The Bloc Québécois is taking a second stab at getting MPs to recognize Quebec’s right to unilaterally change the Constitution in line with proposed reforms to the province’s language law.
Leader Yves-François Blanchet tabled a motion Tuesday in the House of Commons asking lawmakers to recognize that right, after confronting a single “nay” from a lone member of Parliament last month that stonewalled the Bloc’s initial move.
Blanchet’s motion seeks to clear a path for House recognition of Premier Francois Legault’s attempt to amend the country’s supreme law by affirming Quebec as a nation with French as its official language and common tongue.
The legislation, known as Bill 96, has stirred up debate as experts fret that constitutional acknowledgment of a distinct society would push courts to interpret laws differently in Quebec or hand it greater provincial power.
READ MORE: Bloc Québécois fails to pass motion on Quebec nationhood, constitutional change
Blanchet said Quebecers need to know where the parties stand ahead of a likely election this year, despite the fact that all parties voted in favour of a nearly identical motion less than three weeks ago.
“A few months before an election, people have to know who stands for what,” he told reporters.
‘People in Quebec will want to know: who is who? Where do the Conservatives stand ? Where do the Liberals stand?”
Government House leader Pablo Rodriguez suggested Blanchet was hammering on the issue to stir up an us-versus-them standoff in Quebec.
‘That’s a debate that was settled,” he said, citing a 2006 motion tabled by then-prime minister Stephen Harper that recognized that “the Quebecois form a nation within a united Canada.”
“Maybe they’d rather have a squabble,” Rodriguez said.
An initial Justice Department analysis concluded the province can go ahead with the changes, Prime Minister Justin Trudeau said last month.
But some experts disagree, saying constitutional tweaks to language use require a parliamentary green light. They also warn against treating the reform law’s provisions as symbolic baubles on an unchanged Charter of Rights and Freedoms, highlighting potential legal implications from the Constitution on down.
Bill 96 bill comes at a particularly sensitive time for fraught issues like cultural identity in Quebec, a key battleground for all five parties as a possible election looms.
Federalist leaders remain wary of alienating French speakers, who make up roughly 80 per cent of Quebec’s population, while Blanchet aims to tap into French-Canadian nationalism to bolster his third-place standing in the Commons.

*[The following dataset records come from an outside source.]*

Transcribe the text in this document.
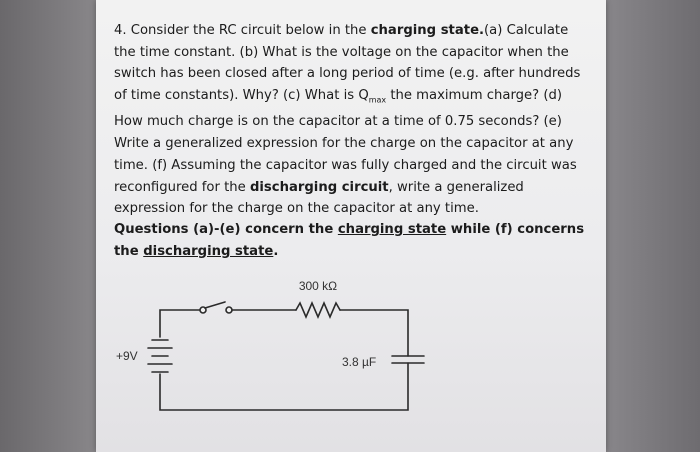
4. Consider the RC circuit below in the charging state.(a) Calculate the time constant. (b) What is the voltage on the capacitor when the switch has been closed after a long period of time (e.g. after hundreds of time constants). Why? (c) What is $Q_{max}$ the maximum charge? (d) How much charge is on the capacitor at a time of 0.75 seconds? (e) Write a generalized expression for the charge on the capacitor at any time. (f) Assuming the capacitor was fully charged and the circuit was reconfigured for the discharging circuit, write a generalized expression for the charge on the capacitor at any time.

Questions (a)-(e) concern the charging state while (f) concerns the discharging state.

300 kΩ
+9V	3.8 µF
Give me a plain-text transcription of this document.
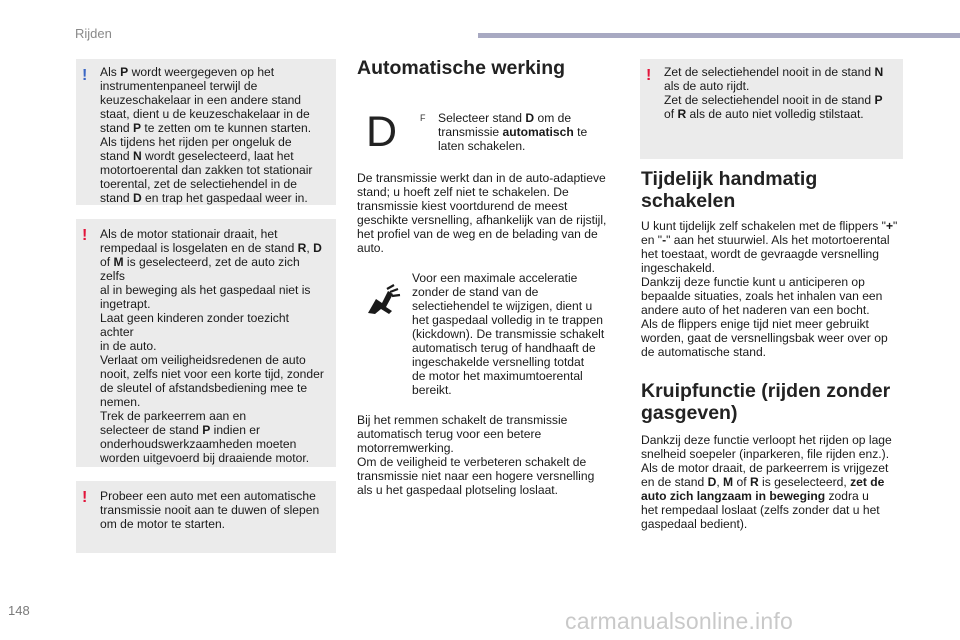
Rijden
! Als P wordt weergegeven op het
instrumentenpaneel terwijl de
keuzeschakelaar in een andere stand
staat, dient u de keuzeschakelaar in de
stand P te zetten om te kunnen starten.
Als tijdens het rijden per ongeluk de
stand N wordt geselecteerd, laat het
motortoerental dan zakken tot stationair
toerental, zet de selectiehendel in de
stand D en trap het gaspedaal weer in.
! Als de motor stationair draait, het
rempedaal is losgelaten en de stand R, D
of M is geselecteerd, zet de auto zich zelfs
al in beweging als het gaspedaal niet is
ingetrapt.
Laat geen kinderen zonder toezicht achter
in de auto.
Verlaat om veiligheidsredenen de auto
nooit, zelfs niet voor een korte tijd, zonder
de sleutel of afstandsbediening mee te
nemen.
Trek de parkeerrem aan en
selecteer de stand P indien er
onderhoudswerkzaamheden moeten
worden uitgevoerd bij draaiende motor.
! Probeer een auto met een automatische
transmissie nooit aan te duwen of slepen
om de motor te starten.
Automatische werking
D	F Selecteer stand D om de
transmissie automatisch te
laten schakelen.
De transmissie werkt dan in de auto-adaptieve
stand; u hoeft zelf niet te schakelen. De
transmissie kiest voortdurend de meest
geschikte versnelling, afhankelijk van de rijstijl,
het profiel van de weg en de belading van de
auto.
Voor een maximale acceleratie
zonder de stand van de
selectiehendel te wijzigen, dient u
het gaspedaal volledig in te trappen
(kickdown). De transmissie schakelt
automatisch terug of handhaaft de
ingeschakelde versnelling totdat
de motor het maximumtoerental
bereikt.
Bij het remmen schakelt de transmissie
automatisch terug voor een betere
motorremwerking.
Om de veiligheid te verbeteren schakelt de
transmissie niet naar een hogere versnelling
als u het gaspedaal plotseling loslaat.
! Zet de selectiehendel nooit in de stand N
als de auto rijdt.
Zet de selectiehendel nooit in de stand P
of R als de auto niet volledig stilstaat.
Tijdelijk handmatig
schakelen
U kunt tijdelijk zelf schakelen met de flippers "+"
en "-" aan het stuurwiel. Als het motortoerental
het toestaat, wordt de gevraagde versnelling
ingeschakeld.
Dankzij deze functie kunt u anticiperen op
bepaalde situaties, zoals het inhalen van een
andere auto of het naderen van een bocht.
Als de flippers enige tijd niet meer gebruikt
worden, gaat de versnellingsbak weer over op
de automatische stand.
Kruipfunctie (rijden zonder
gasgeven)
Dankzij deze functie verloopt het rijden op lage
snelheid soepeler (inparkeren, file rijden enz.).
Als de motor draait, de parkeerrem is vrijgezet
en de stand D, M of R is geselecteerd, zet de
auto zich langzaam in beweging zodra u
het rempedaal loslaat (zelfs zonder dat u het
gaspedaal bedient).
148	carmanualsonline.info
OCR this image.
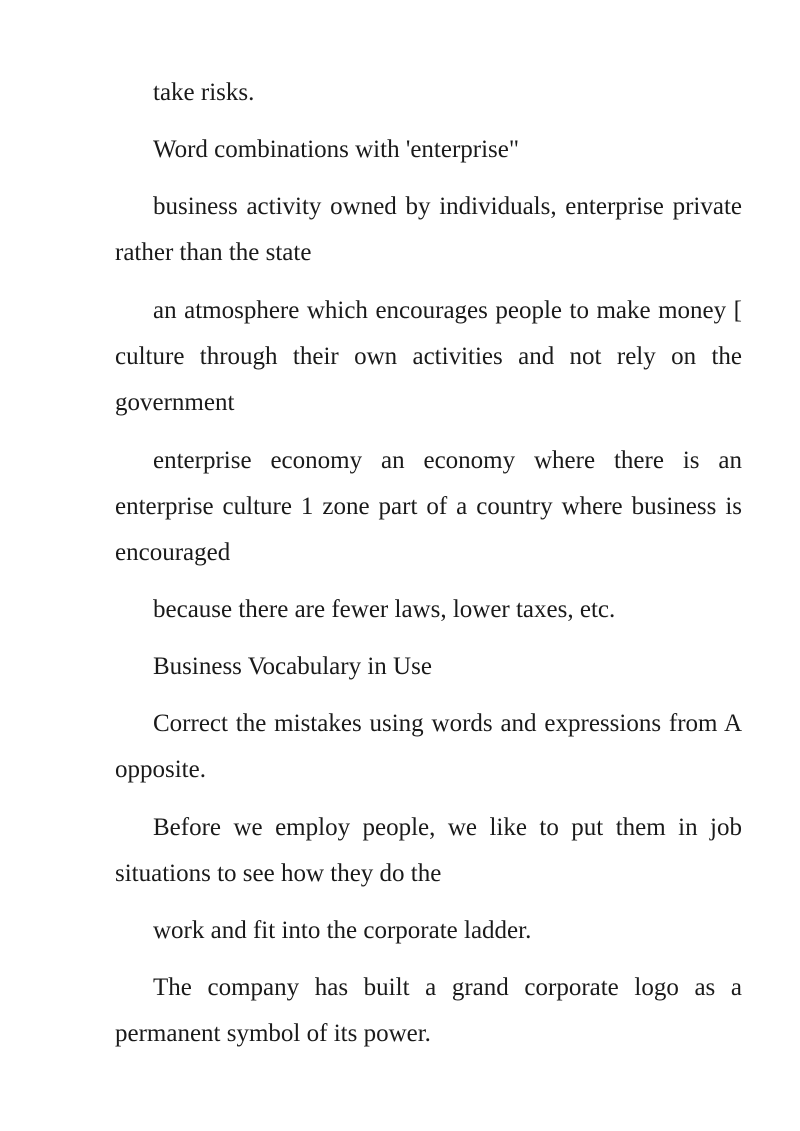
take risks.

Word combinations with 'enterprise"

business activity owned by individuals, enterprise private rather than the state

an atmosphere which encourages people to make money [ culture through their own activities and not rely on the government

enterprise economy an economy where there is an enterprise culture 1 zone part of a country where business is encouraged

because there are fewer laws, lower taxes, etc.

Business Vocabulary in Use

Correct the mistakes using words and expressions from A opposite.

Before we employ people, we like to put them in job situations to see how they do the

work and fit into the corporate ladder.

The company has built a grand corporate logo as a permanent symbol of its power.
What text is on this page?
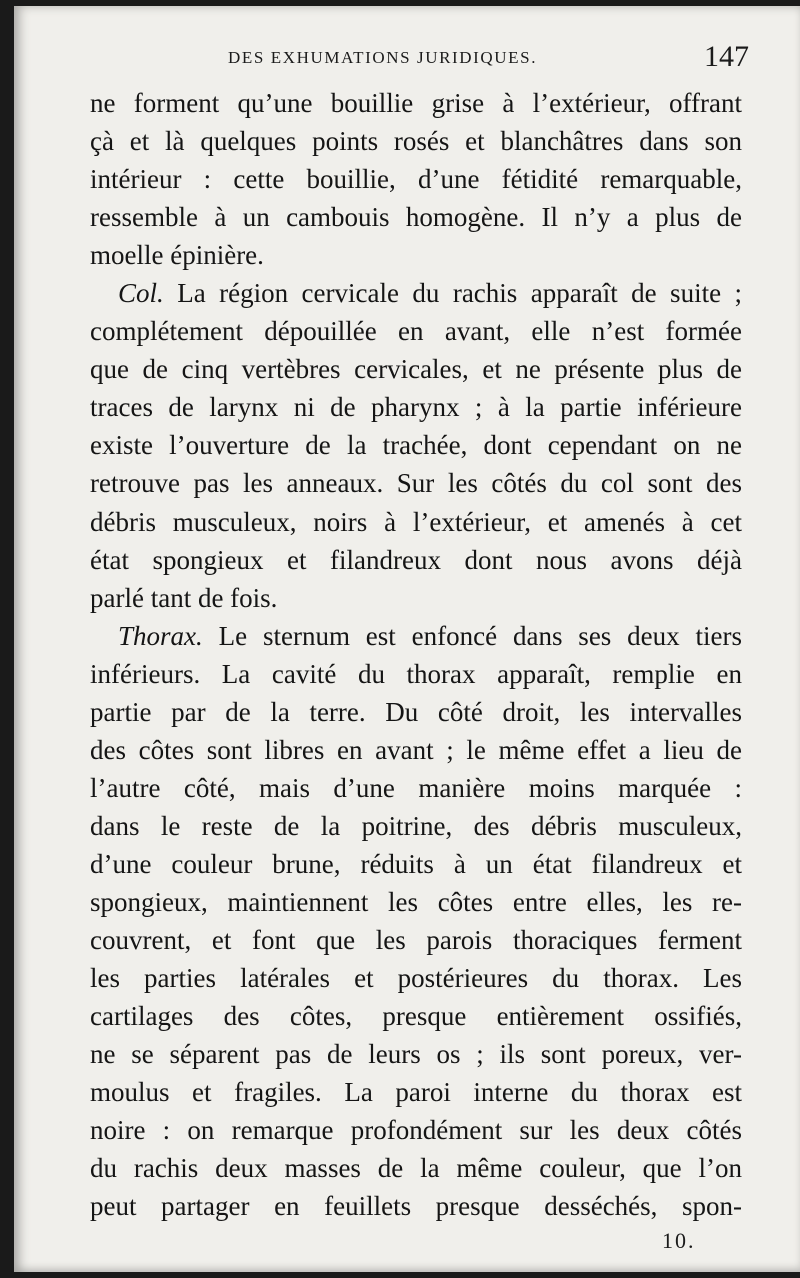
DES EXHUMATIONS JURIDIQUES.	147
ne forment qu’une bouillie grise à l’extérieur, offrant
çà et là quelques points rosés et blanchâtres dans son
intérieur : cette bouillie, d’une fétidité remarquable,
ressemble à un cambouis homogène. Il n’y a plus de
moelle épinière.
Col. La région cervicale du rachis apparaît de suite ;
complétement dépouillée en avant, elle n’est formée
que de cinq vertèbres cervicales, et ne présente plus de
traces de larynx ni de pharynx ; à la partie inférieure
existe l’ouverture de la trachée, dont cependant on ne
retrouve pas les anneaux. Sur les côtés du col sont des
débris musculeux, noirs à l’extérieur, et amenés à cet
état spongieux et filandreux dont nous avons déjà
parlé tant de fois.
Thorax. Le sternum est enfoncé dans ses deux tiers
inférieurs. La cavité du thorax apparaît, remplie en
partie par de la terre. Du côté droit, les intervalles
des côtes sont libres en avant ; le même effet a lieu de
l’autre côté, mais d’une manière moins marquée :
dans le reste de la poitrine, des débris musculeux,
d’une couleur brune, réduits à un état filandreux et
spongieux, maintiennent les côtes entre elles, les re-
couvrent, et font que les parois thoraciques ferment
les parties latérales et postérieures du thorax. Les
cartilages des côtes, presque entièrement ossifiés,
ne se séparent pas de leurs os ; ils sont poreux, ver-
moulus et fragiles. La paroi interne du thorax est
noire : on remarque profondément sur les deux côtés
du rachis deux masses de la même couleur, que l’on
peut partager en feuillets presque desséchés, spon-
10.
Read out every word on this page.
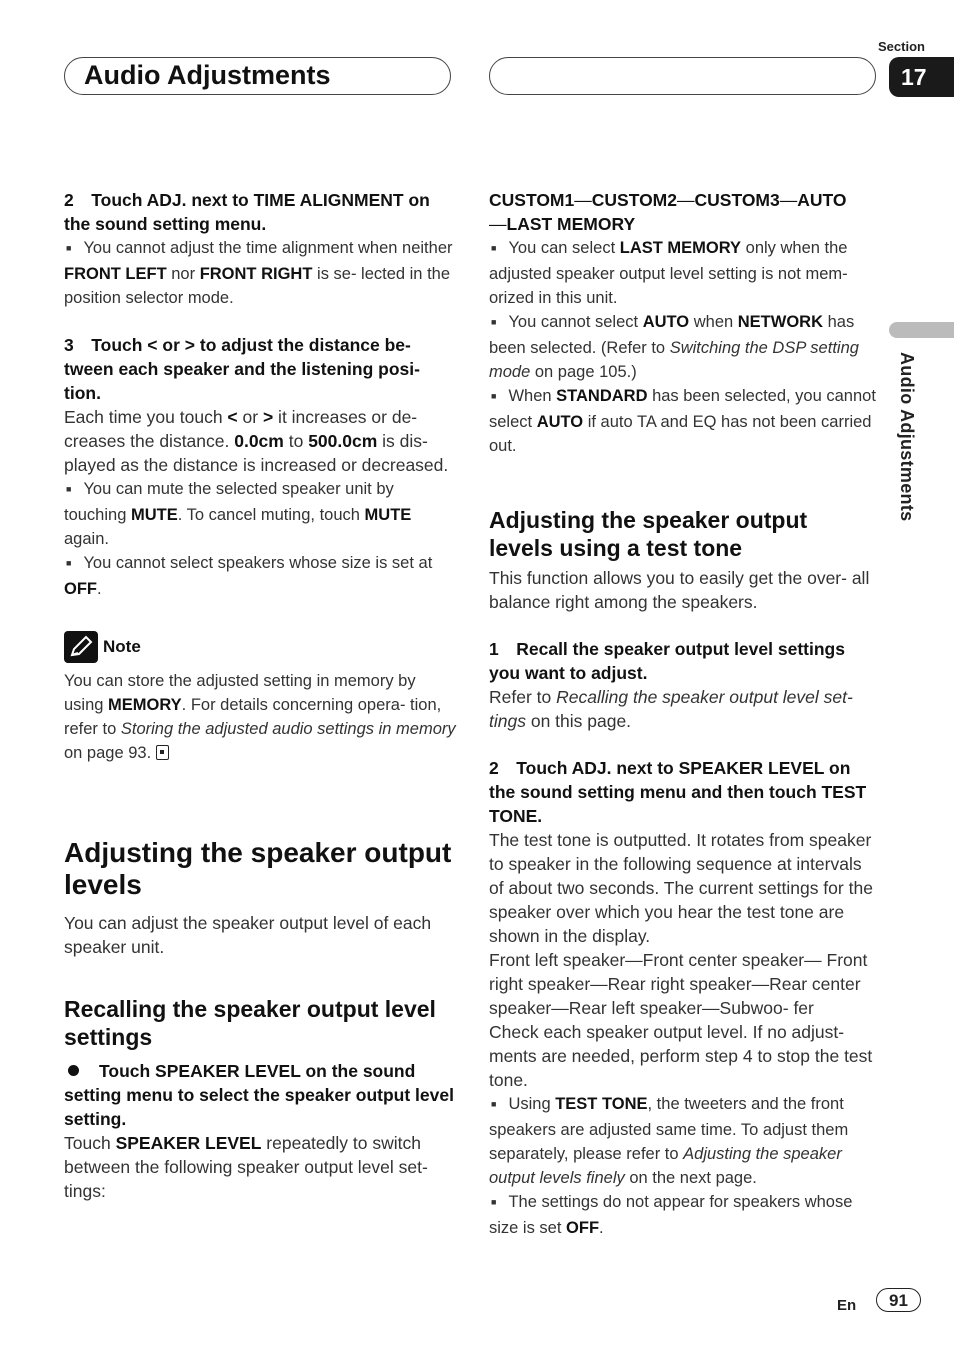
Audio Adjustments
Section
17
Audio Adjustments

2 Touch ADJ. next to TIME ALIGNMENT on the sound setting menu.

■ You cannot adjust the time alignment when neither FRONT LEFT nor FRONT RIGHT is se- lected in the position selector mode.

3 Touch < or > to adjust the distance be- tween each speaker and the listening posi- tion.

Each time you touch < or > it increases or de- creases the distance. 0.0cm to 500.0cm is dis- played as the distance is increased or decreased.

■ You can mute the selected speaker unit by touching MUTE. To cancel muting, touch MUTE again.

■ You cannot select speakers whose size is set at OFF.

Note

You can store the adjusted setting in memory by using MEMORY. For details concerning opera- tion, refer to Storing the adjusted audio settings in memory on page 93.

Adjusting the speaker output levels

You can adjust the speaker output level of each speaker unit.

Recalling the speaker output level settings

Touch SPEAKER LEVEL on the sound setting menu to select the speaker output level setting.

Touch SPEAKER LEVEL repeatedly to switch between the following speaker output level set- tings:

CUSTOM1—CUSTOM2—CUSTOM3—AUTO
—LAST MEMORY

■ You can select LAST MEMORY only when the adjusted speaker output level setting is not mem- orized in this unit.

■ You cannot select AUTO when NETWORK has been selected. (Refer to Switching the DSP setting mode on page 105.)

■ When STANDARD has been selected, you cannot select AUTO if auto TA and EQ has not been carried out.

Adjusting the speaker output levels using a test tone

This function allows you to easily get the over- all balance right among the speakers.

1 Recall the speaker output level settings you want to adjust.

Refer to Recalling the speaker output level set- tings on this page.

2 Touch ADJ. next to SPEAKER LEVEL on the sound setting menu and then touch TEST TONE.

The test tone is outputted. It rotates from speaker to speaker in the following sequence at intervals of about two seconds. The current settings for the speaker over which you hear the test tone are shown in the display.

Front left speaker—Front center speaker— Front right speaker—Rear right speaker—Rear center speaker—Rear left speaker—Subwoo- fer

Check each speaker output level. If no adjust- ments are needed, perform step 4 to stop the test tone.

■ Using TEST TONE, the tweeters and the front speakers are adjusted same time. To adjust them separately, please refer to Adjusting the speaker output levels finely on the next page.

■ The settings do not appear for speakers whose size is set OFF.

En	91
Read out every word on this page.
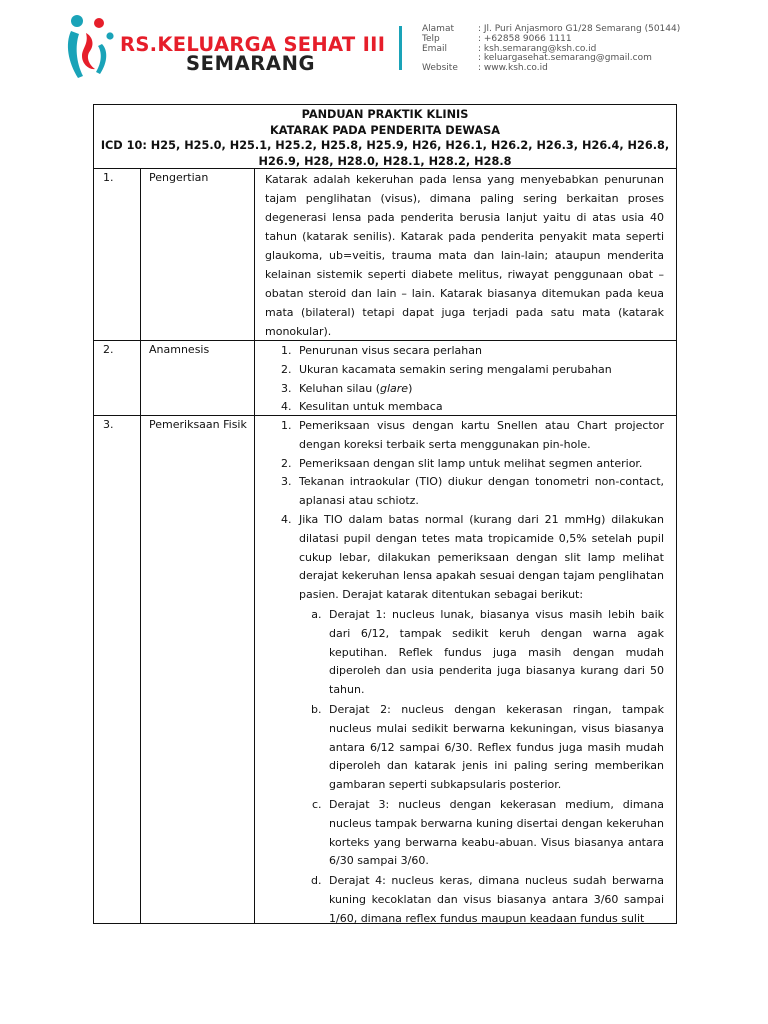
RS.KELUARGA SEHAT III
SEMARANG
Alamat	: Jl. Puri Anjasmoro G1/28 Semarang (50144)
Telp	: +62858 9066 1111
Email	: ksh.semarang@ksh.co.id
: keluargasehat.semarang@gmail.com
Website	: www.ksh.co.id
PANDUAN PRAKTIK KLINIS
KATARAK PADA PENDERITA DEWASA
ICD 10: H25, H25.0, H25.1, H25.2, H25.8, H25.9, H26, H26.1, H26.2, H26.3, H26.4, H26.8, H26.9, H28, H28.0, H28.1, H28.2, H28.8
1.	Pengertian	Katarak adalah kekeruhan pada lensa yang menyebabkan penurunan tajam penglihatan (visus), dimana paling sering berkaitan proses degenerasi lensa pada penderita berusia lanjut yaitu di atas usia 40 tahun (katarak senilis). Katarak pada penderita penyakit mata seperti glaukoma, ub=veitis, trauma mata dan lain-lain; ataupun menderita kelainan sistemik seperti diabete melitus, riwayat penggunaan obat – obatan steroid dan lain – lain. Katarak biasanya ditemukan pada keua mata (bilateral) tetapi dapat juga terjadi pada satu mata (katarak monokular).

2.	Anamnesis	1. Penurunan visus secara perlahan
2. Ukuran kacamata semakin sering mengalami perubahan
3. Keluhan silau (glare)
4. Kesulitan untuk membaca
3.	Pemeriksaan Fisik	1. Pemeriksaan visus dengan kartu Snellen atau Chart projector dengan koreksi terbaik serta menggunakan pin-hole.
2. Pemeriksaan dengan slit lamp untuk melihat segmen anterior.
3. Tekanan intraokular (TIO) diukur dengan tonometri non-contact, aplanasi atau schiotz.
4. Jika TIO dalam batas normal (kurang dari 21 mmHg) dilakukan dilatasi pupil dengan tetes mata tropicamide 0,5% setelah pupil cukup lebar, dilakukan pemeriksaan dengan slit lamp melihat derajat kekeruhan lensa apakah sesuai dengan tajam penglihatan pasien. Derajat katarak ditentukan sebagai berikut:
a. Derajat 1: nucleus lunak, biasanya visus masih lebih baik dari 6/12, tampak sedikit keruh dengan warna agak keputihan. Reflek fundus juga masih dengan mudah diperoleh dan usia penderita juga biasanya kurang dari 50 tahun.
b. Derajat 2: nucleus dengan kekerasan ringan, tampak nucleus mulai sedikit berwarna kekuningan, visus biasanya antara 6/12 sampai 6/30. Reflex fundus juga masih mudah diperoleh dan katarak jenis ini paling sering memberikan gambaran seperti subkapsularis posterior.
c. Derajat 3: nucleus dengan kekerasan medium, dimana nucleus tampak berwarna kuning disertai dengan kekeruhan korteks yang berwarna keabu-abuan. Visus biasanya antara 6/30 sampai 3/60.
d. Derajat 4: nucleus keras, dimana nucleus sudah berwarna kuning kecoklatan dan visus biasanya antara 3/60 sampai 1/60, dimana reflex fundus maupun keadaan fundus sulit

On top of its constitutional provisions, Bill 96 includes tougher sign laws and stronger language requirements for businesses, such as those in federally regulated industries, as well as for governments and schools.
Anthony Housefather, Liberal MP for Mount Royal in Montreal, says Blanchet’s motion does not amount to an agreement by the House to a constitutional amendment, which would require legislation, public consultation, legal analysis and extensive debate.
Meanwhile, Section 43 of the Constitution states that an amendment for “any provision that relates to the use of the English or the French language within a province” must be authorized by the Senate, the House and the legislature of the province to which it applies.
The reform bill’s would-be constitutional edit “cannot be used to reduce or impact the rights of Quebec’s English speaking minority in any way,” Housefather said. Those rights include the Constitution’s recognition in Section 133 that English and French have equal standing in the Quebec legislature and courts.
A vote on the motion is expected late Wednesday afternoon.